How the East End Beat Camden Market
Once Camden High Street was London’s home of hippies, with its head shops, antique fair and the wonderful Compendium Books, a warren of alternative reading. Then Camden Council killed it, so that now only teen tourists visit to buy souvenir tat, draconian parking rules make it impossible to park, the tube is so overcrowded it is forced to close down, and at night drug dealers prowl unchallenged.
Tower Hamlets took a different approach. Its trading laws allow a free-for-all and creativity has roared back, forsaking sanitised Spittalfields Market for the narrow streets leading to Brick Lane.
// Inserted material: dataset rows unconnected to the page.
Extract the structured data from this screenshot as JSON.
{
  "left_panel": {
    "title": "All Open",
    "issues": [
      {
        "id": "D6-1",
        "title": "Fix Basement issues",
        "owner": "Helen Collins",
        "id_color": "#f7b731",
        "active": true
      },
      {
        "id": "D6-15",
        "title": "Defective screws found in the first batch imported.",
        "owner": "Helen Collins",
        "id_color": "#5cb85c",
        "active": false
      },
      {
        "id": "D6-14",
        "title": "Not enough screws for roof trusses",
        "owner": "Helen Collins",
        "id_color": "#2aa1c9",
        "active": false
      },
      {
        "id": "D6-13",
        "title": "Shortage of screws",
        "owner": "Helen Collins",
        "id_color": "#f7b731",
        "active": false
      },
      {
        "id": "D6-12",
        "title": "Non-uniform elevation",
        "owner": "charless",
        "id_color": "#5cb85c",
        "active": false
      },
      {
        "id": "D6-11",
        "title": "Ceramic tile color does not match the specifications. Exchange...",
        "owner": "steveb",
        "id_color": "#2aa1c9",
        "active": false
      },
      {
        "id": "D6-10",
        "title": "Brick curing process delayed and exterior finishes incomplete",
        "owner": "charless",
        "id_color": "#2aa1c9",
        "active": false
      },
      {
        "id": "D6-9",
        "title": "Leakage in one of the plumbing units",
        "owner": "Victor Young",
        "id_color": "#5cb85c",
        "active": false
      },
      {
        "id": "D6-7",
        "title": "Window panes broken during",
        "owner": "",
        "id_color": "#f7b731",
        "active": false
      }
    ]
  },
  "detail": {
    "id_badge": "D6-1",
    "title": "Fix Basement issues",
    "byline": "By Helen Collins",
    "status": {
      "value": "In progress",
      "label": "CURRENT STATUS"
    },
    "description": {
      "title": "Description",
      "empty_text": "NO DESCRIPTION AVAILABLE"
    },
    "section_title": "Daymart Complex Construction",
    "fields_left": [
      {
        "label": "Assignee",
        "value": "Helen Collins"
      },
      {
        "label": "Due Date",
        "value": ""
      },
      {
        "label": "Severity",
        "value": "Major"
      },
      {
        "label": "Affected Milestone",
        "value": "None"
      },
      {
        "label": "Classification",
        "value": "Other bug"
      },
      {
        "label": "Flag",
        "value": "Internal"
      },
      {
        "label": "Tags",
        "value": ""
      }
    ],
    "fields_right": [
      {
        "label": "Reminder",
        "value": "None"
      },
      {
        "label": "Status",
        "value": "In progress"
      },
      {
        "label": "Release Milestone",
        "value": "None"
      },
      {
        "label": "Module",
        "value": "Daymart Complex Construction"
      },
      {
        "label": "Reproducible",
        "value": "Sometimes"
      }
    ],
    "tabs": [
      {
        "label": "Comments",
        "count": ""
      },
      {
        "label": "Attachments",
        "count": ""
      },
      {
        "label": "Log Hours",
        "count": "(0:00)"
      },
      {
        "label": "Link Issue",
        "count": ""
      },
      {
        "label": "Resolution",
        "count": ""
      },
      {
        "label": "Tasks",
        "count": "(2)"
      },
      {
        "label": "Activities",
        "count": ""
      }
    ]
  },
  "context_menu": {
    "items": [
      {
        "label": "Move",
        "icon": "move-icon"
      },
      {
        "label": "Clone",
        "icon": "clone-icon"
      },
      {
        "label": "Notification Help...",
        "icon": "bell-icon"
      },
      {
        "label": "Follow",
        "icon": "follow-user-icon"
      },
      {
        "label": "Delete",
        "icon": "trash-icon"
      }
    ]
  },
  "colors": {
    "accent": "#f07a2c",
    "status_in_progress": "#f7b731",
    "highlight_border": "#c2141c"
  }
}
On the average weekend you’ll find genuinely bizarre art, music, decor and life, from the photographer who’ll shoot you for free in an artificial snowstorm, to the shop that sells clothes made of other clothes turned upside down, to the art events that take place in the warehouses where graduate shows are held. Yesterday there were protests, dance-offs, drinking contests, a pop-up fair and curry in abundance. On the first floor of the Commercial Tavern, walls have been decorated with jigsaw pieces loosely attached with label guns. Using an abundance of found objects, the area has given itself a new – and very East End – identity. If you haven’t been to Brick Lane for a while, it’s worth taking a fresh look.